Have you already looked at Berkley DB? It's an open source alternative to kdb for storing real time data. My experience lies only with Sql Server so I cannot comment on Berkeley. I hear HDF5 is quite time consuming to master.

We'd like to know about your choice.
 
Havent tried BerkeleyDB but KyotoCabinet,

Kyoto Cabinet: a straightforward implementation of DBM

which is also a Key/Value type database. I think I have come across some test cases on the web where it actually did perform better. Havent thoroughly tested it, but just did some basic tests using the Hashtable class. I have yet to check its other implementations. At this stage I just want to test/ benchmark as much as possible to get an overview before committing too much time to a single system.
 
If you are doing academic research you can try using kdb, kx.com . The 32bit version is free to use for non-comercial purposes.
 
I have used Berkeley DB (aka BDB) in a production environment. It is really fast for Key-Value storage.
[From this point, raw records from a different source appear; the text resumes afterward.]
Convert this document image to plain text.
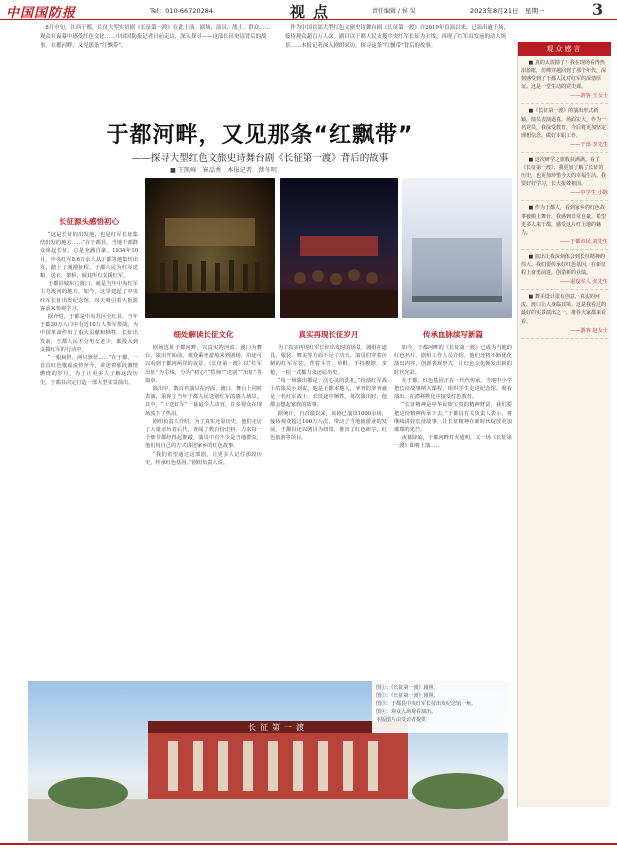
中国国防报	Tel：010-66720284	视点	责任编辑 / 侯 炅	2023年8月21日　星期一	3
8月中旬，江西于都，长征大型实景剧《长征第一渡》在此上演。剧场、演员、战士、群众……观众在夜幕中感受红色文化……中国国防报记者日前走访，深入探寻——这部长征史诗背后的故事，在都河畔，又见那条“红飘带”。
作为中国首部大型红色文旅史诗舞台剧《长征第一渡》自2019年首演以来，已演出逾千场，接待观众超百万人次。剧目以于都人民支援中央红军长征为主线，再现了红军出发前的动人场景……本报记者深入剧组采访，探寻这条“红飘带”背后的故事。	观众感言
■ 真的太震撼了！我在现场看得热泪盈眶，仿佛穿越回到了那个年代，深刻感受到了于都人民对红军的深情厚谊。这是一堂生动的党史课。
——游客 王女士
■《长征第一渡》的演出形式新颖，演员表演逼真，场面宏大。作为一名党员，我深受教育，今后将更加坚定理想信念，做好本职工作。
——干部 李先生
■ 这次研学之旅收获满满。看了《长征第一渡》，我更加了解了长征的历史，也更加珍惜今天的幸福生活。我要好好学习，长大报效祖国。
——中学生 小陈
■ 作为于都人，看到家乡的红色故事被搬上舞台，我感到非常自豪。希望更多人来于都，感受这片红土地的魅力。
——于都市民 刘先生
■ 演出让我深刻体会到长征精神的伟大。我们要传承好红色基因，在新征程上奋勇前进，创造新的业绩。
——退役军人 张先生
■ 舞美设计很有创意，真实的河流、渡口让人身临其境。这是我看过的最好的实景演出之一，推荐大家都来看看。
——游客 赵女士
于都河畔，又见那条“红飘带”
——探寻大型红色文旅史诗舞台剧《长征第一渡》背后的故事
■ 王凯峰　崔品秀　本报记者　蔡冬明
长征源头感悟初心
“这是长征的出发地，也是红军长征集结出发的地方……”在于都县，当地干部群众谈起长征，总是充满自豪。1934年10月，中央红军8.6万余人从于都等地集结出发，踏上了漫漫征程。于都人民为红军送粮、送衣、架桥，倾其所有支援红军。
于都县城东门渡口，就是当年中央红军主力渡河的地方。如今，这里建起了中央红军长征出发纪念馆，每天吸引着大批游客前来参观学习。
据介绍，于都是中央苏区全红县，当年于都30万人口中有近10万人参军参战，为中国革命作出了重大贡献和牺牲。长征出发前，于都人民不分男女老少，都投入到支援红军的行动中。
“一根扁担，两只箩筐……”在于都，一首首红色歌谣流传至今，讲述着那段激情燃烧的岁月。为了让更多人了解这段历史，于都县决定打造一部大型实景演出。
细处解读长征文化
剧场选址于都河畔，以真实的河流、渡口为舞台。演出开始前，观众乘坐游船来到剧场，沿途可以看到于都河两岸的夜景。《长征第一渡》以“红军出征”为主线，分为“初心”“誓师”“送别”“出征”等篇章。
演出中，数百名演员在河面、渡口、舞台上同时表演，重现了当年于都人民送别红军的感人场景。其中，“十送红军”一幕最令人动容，许多观众在现场流下了热泪。
剧组负责人介绍，为了真实还原历史，他们走访了大量亲历者后代，查阅了数百份史料，力求每一个细节都经得起推敲。演员中有不少是当地群众，他们用自己的方式讲述家乡的红色故事。
“我们希望通过这部剧，让更多人记住那段历史，传承红色基因。”剧组负责人说。
真实再现长征岁月
为了真实再现红军长征出发时的场景，剧组在道具、服装、舞美等方面下足了功夫。演员们穿着仿制的红军军装，背着斗笠、草鞋，手持梭镖、步枪，一招一式都力求还原历史。
“每一场演出都是一次心灵的洗礼。”扮演红军战士的演员小刘说。他是于都本地人，爷爷的爷爷就是一名红军战士，长征途中牺牲。每次演出时，他都会想起家族的故事。
据统计，自首演以来，该剧已演出1000余场，接待观众超过100万人次，带动了当地旅游业的发展。于都县还以剧目为纽带，推出了红色研学、红色旅游等项目。
传承血脉续写新篇
如今，于都河畔的《长征第一渡》已成为当地的红色名片。剧组工作人员介绍，他们还将不断优化演出内容，创新表现形式，让红色文化焕发出新的时代光彩。
在于都，红色基因正在一代代传承。当地中小学把长征故事纳入课程，组织学生走进纪念馆、观看演出，在潜移默化中接受红色教育。
“长征精神是中华民族宝贵的精神财富，我们要把这份精神传承下去。”于都县有关负责人表示，将继续讲好长征故事，让长征精神在新时代绽放更加璀璨的光芒。
夜幕降临，于都河畔灯火通明。又一场《长征第一渡》即将上演……
长征第一渡
图①：《长征第一渡》剧照。
图②：《长征第一渡》剧照。
图③：于都县中央红军长征出发纪念馆一角。
图④：观众入场观看演出。
本版图片由受访者提供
You can create a pseudo relational schema (including a custom query language) on top of it by using Amazon Carbonado.

I have only heard good things about Tokyo Cabinet (it's used inside Google).
 
Thanks Alan and Eugene. Didnt know that the 32bit developer's version is for free - never thoroughly looked at it when I saw the price tag :S

KyotoCabinet is basically TokyoCabinet 2.0 from what I understand and developed in C++. It's actually quite straightforward to use, has decent docu, but not sure how a wide a user base. The pseudo-relationial scheme sounds interesting.

May I ask what sort of granularity your data had, what time frame and number of instruments it spanned? Also, could you give an example of how quickly you were able to retrieve record sets? That'd be appreciated, Thx!
 
it's daily market data. It covered all the equities markets (North America, UK, Europe, Latin America, Asia and Australia and Africa), all futures markets, all options markets, some fixed income (mostly US, UK, and EUR), all options markets. The total size was around 15GB per day. The data was used to do Portfolio Analytics. Retrieving recordsets was faster than optimized MySQL for the same use case (I did the test - I don't remember exact timings though).

One caveat though, BDB is no panacea. It has some quirks too.